La ranura del buzón se abre y veo unos ojos castaños y parte de una nariz.

—¿Fliss? —Reconozco la voz: es Hugo, el hermano cremallera de Laurie. ¿Por qué habrá llamado al timbre? Por el amor de Dios, es su casa.

Abro la puerta.

—¿Qué quieres? —Sin que mi cerebro lo autorice, me pongo a cortar el aire con las manos en sentido lateral: «vamos, dale caña».

—Quería disculparme por lo que…

—No te preocupes por eso —digo, bajando la voz—. Necesito que hagas algo por mí. —Tiro de él para que entre y lo llevo a la habitación más cercana a la puerta, que es la sala de música. Le señalo la banqueta que hay delante del piano y se sienta sin rechistar—. Espera aquí —susurro—. Quédate sentado y no hagas absolutamente nada. En silencio. Apaga el móvil y haz como si no estuvieras. No toques el piano, no pulses ni una tecla. Ni siquiera «Chopsticks».

—No sé tocar «Chopsticks».

—¿En serio? —Yo creía que todo el mundo sabía tocar «Chopsticks».

—Pero sé quedarme sentado sin hacer absolutamente nada. Es una habilidad que poseo y que a menudo llama la atención de las personas que tengo cerca.

—Estupendo —digo—. Espera aquí y no te vayas. Prométeme que no te irás.

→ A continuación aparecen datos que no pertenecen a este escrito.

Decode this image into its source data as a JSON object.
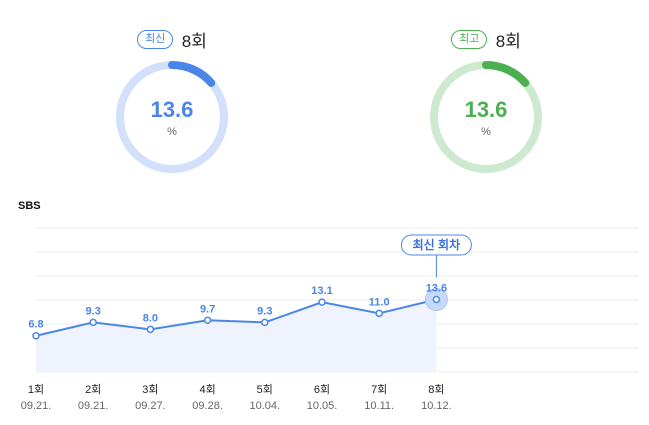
{
  "latest": {
    "badge": "최신",
    "episode": "8회",
    "value": "13.6",
    "unit": "%",
    "fraction": 0.136,
    "color": "#4a86e8",
    "track": "#d3e0fb"
  },
  "best": {
    "badge": "최고",
    "episode": "8회",
    "value": "13.6",
    "unit": "%",
    "fraction": 0.136,
    "color": "#4caf50",
    "track": "#cfe9d1"
  },
  "network": "SBS",
  "latest_tooltip": "최신 회차",
  "chart_data": {
    "type": "line",
    "categories": [
      "1회",
      "2회",
      "3회",
      "4회",
      "5회",
      "6회",
      "7회",
      "8회"
    ],
    "dates": [
      "09.21.",
      "09.21.",
      "09.27.",
      "09.28.",
      "10.04.",
      "10.05.",
      "10.11.",
      "10.12."
    ],
    "values": [
      6.8,
      9.3,
      8.0,
      9.7,
      9.3,
      13.1,
      11.0,
      13.6
    ],
    "value_labels": [
      "6.8",
      "9.3",
      "8.0",
      "9.7",
      "9.3",
      "13.1",
      "11.0",
      "13.6"
    ],
    "ylim": [
      0,
      27
    ],
    "grid": true,
    "color": "#4a86e8"
  }
}
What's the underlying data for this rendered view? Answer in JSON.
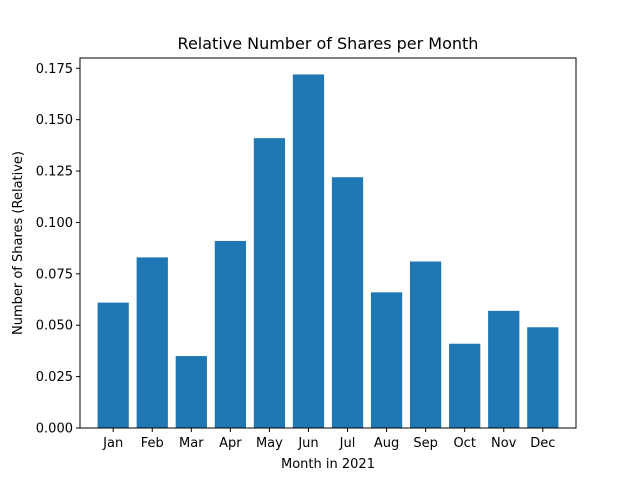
{
  "chart_data": {
    "type": "bar",
    "title": "Relative Number of Shares per Month",
    "xlabel": "Month in 2021",
    "ylabel": "Number of Shares (Relative)",
    "categories": [
      "Jan",
      "Feb",
      "Mar",
      "Apr",
      "May",
      "Jun",
      "Jul",
      "Aug",
      "Sep",
      "Oct",
      "Nov",
      "Dec"
    ],
    "values": [
      0.061,
      0.083,
      0.035,
      0.091,
      0.141,
      0.172,
      0.122,
      0.066,
      0.081,
      0.041,
      0.057,
      0.049
    ],
    "ylim": [
      0,
      0.18
    ],
    "yticks": [
      "0.000",
      "0.025",
      "0.050",
      "0.075",
      "0.100",
      "0.125",
      "0.150",
      "0.175"
    ],
    "bar_color": "#1f77b4",
    "grid": false,
    "legend": "none"
  }
}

—Te lo prometo. ¿Te importa si te pregunto…?

—Sí me importa.

—Pero ¿qué…?

—Puede que necesite que me lleves en coche —le digo.

—¿Y dónde tienes el coche? —dice, también entre susurros.

—Sigue en la concesionaria de Rolls-Royce, esperando a que gane la lotería o encuentre un marido rico. Ahora quédate callado hasta que vuelva. —Doy media vuelta para regresar al gabinete.

—¿Fliss?

—Tengo que irme. ¿Qué quieres?

—¿Te sirvo como marido rico?

Tiemblo de pies a cabeza.

—No seas tonto. Ya me he acostado con tu hermano.

—¿Y eso sería un problema?

—No sé por qué utilizas el condicional —murmuro—. Es un problema y gordo.

—También lo es para mí —dice Hugo Nattrass, sonriendo como un necio—. ¿Crees que importa tanto como que tengamos muchas cosas en común?